Als vor ein paar Jahren ein Jugendlicher am Utoquai bei seinem Restaurant «Pumpstation» randalierte, stellte er ein Video davon auf Facebook und schrieb dazu: «Gopfertelli . . . Wer mir den Namen der gefilmten Person sagt, bekommt von mir 500 Stutz.» Er habe das getan, weil er es Woche für Woche mit pöbelnden Jugendlichen zu tun habe, sagte er später gegenüber der «NZZ am Sonntag».

Während Péclard im «Fischer’s Fritz» Anekdoten zum Besten gibt, steht sein Geschäftspartner Florian Weber etwas abseits mit seinem Sohn auf dem Arm und schaut zu.

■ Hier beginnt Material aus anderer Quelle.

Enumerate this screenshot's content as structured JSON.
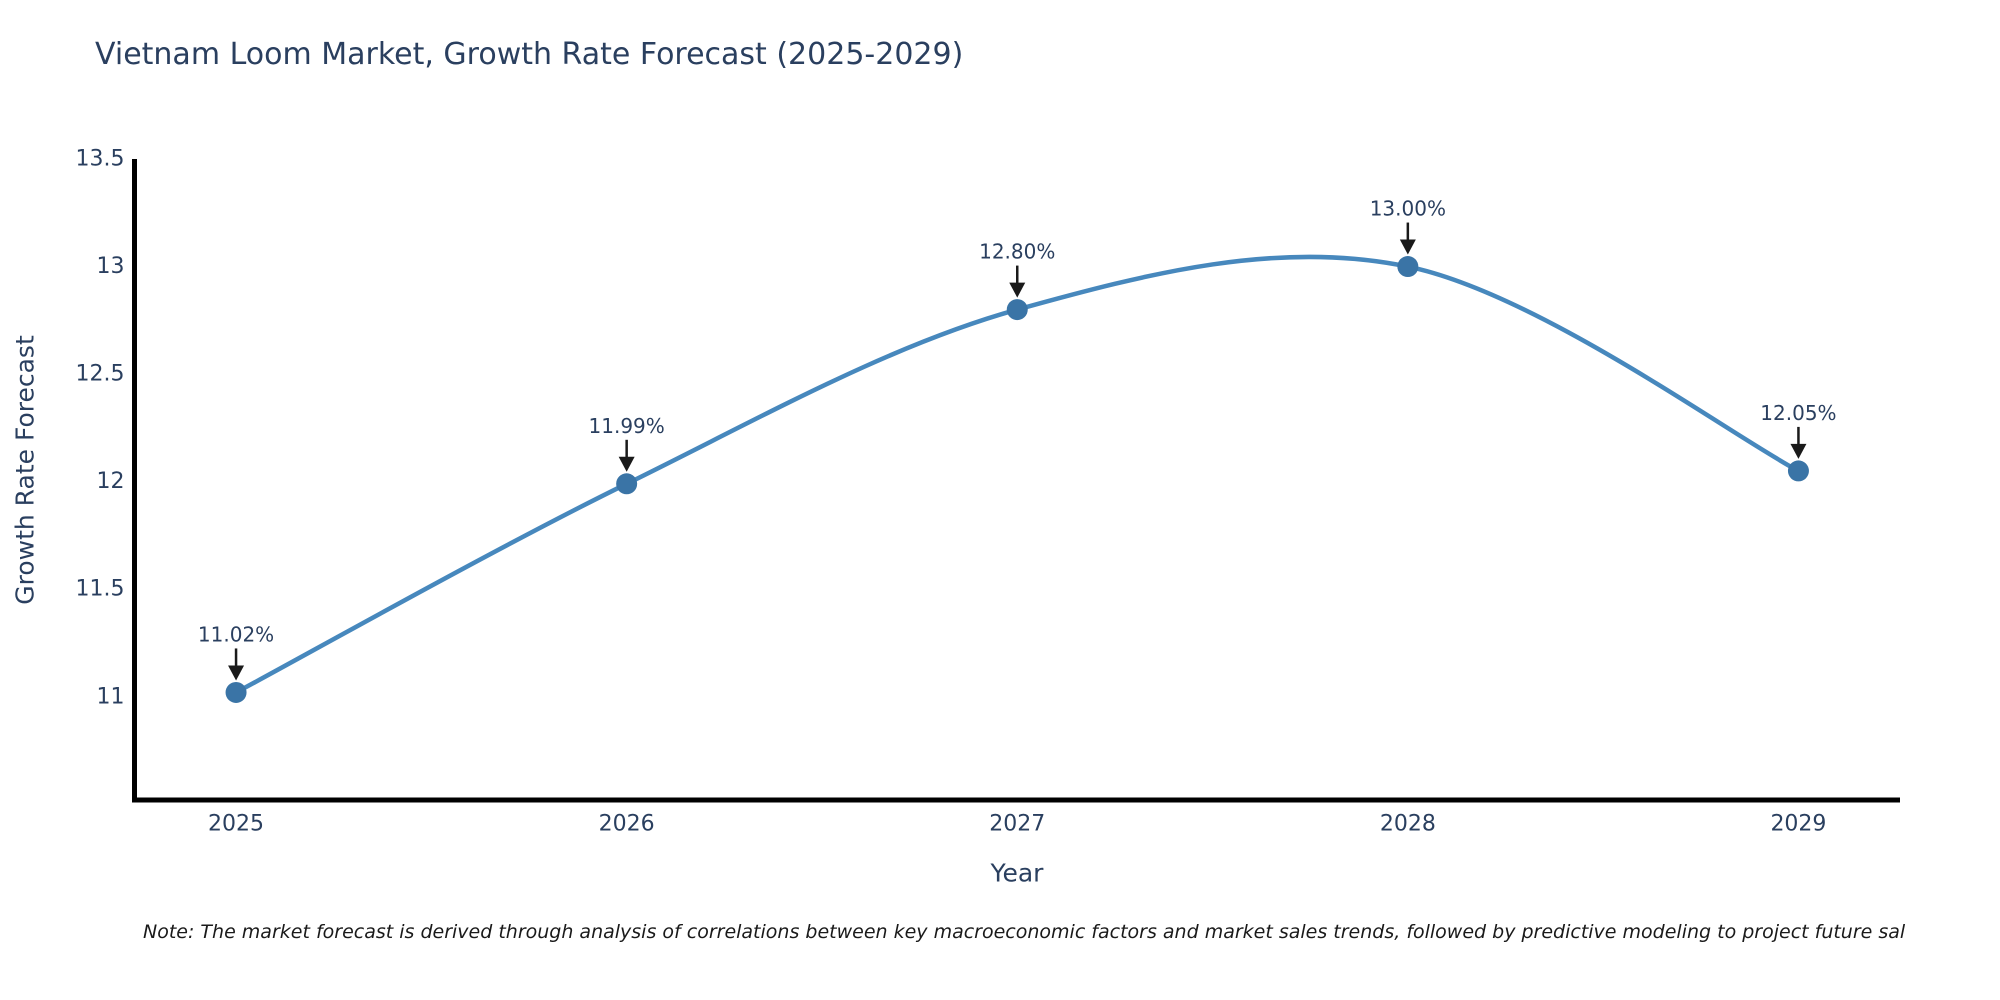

Die Szenerie versinnbildlicht die Rollenverteilung zwischen den beiden: Péclard ist der Aussenminister, Weber der Innenminister. «Wir ergänzen einander sehr gut», sagt Weber dazu. Seit 2010 sind die beiden Partner, aus der Geschäftsbeziehung ist längst eine Freundschaft geworden. Péclards Impulsivität störe ihn nicht, sagt Weber. Er beweise oft einen guten Riecher.

Der offizielle Teil der Vernissage ist zu Ende, wer will, kann das Buch gleich kaufen, mit Signatur natürlich. Es vergeht kaum eine Minute, schon ist der Gastgeber wieder umringt von Menschen, die ihm gratulieren wollen.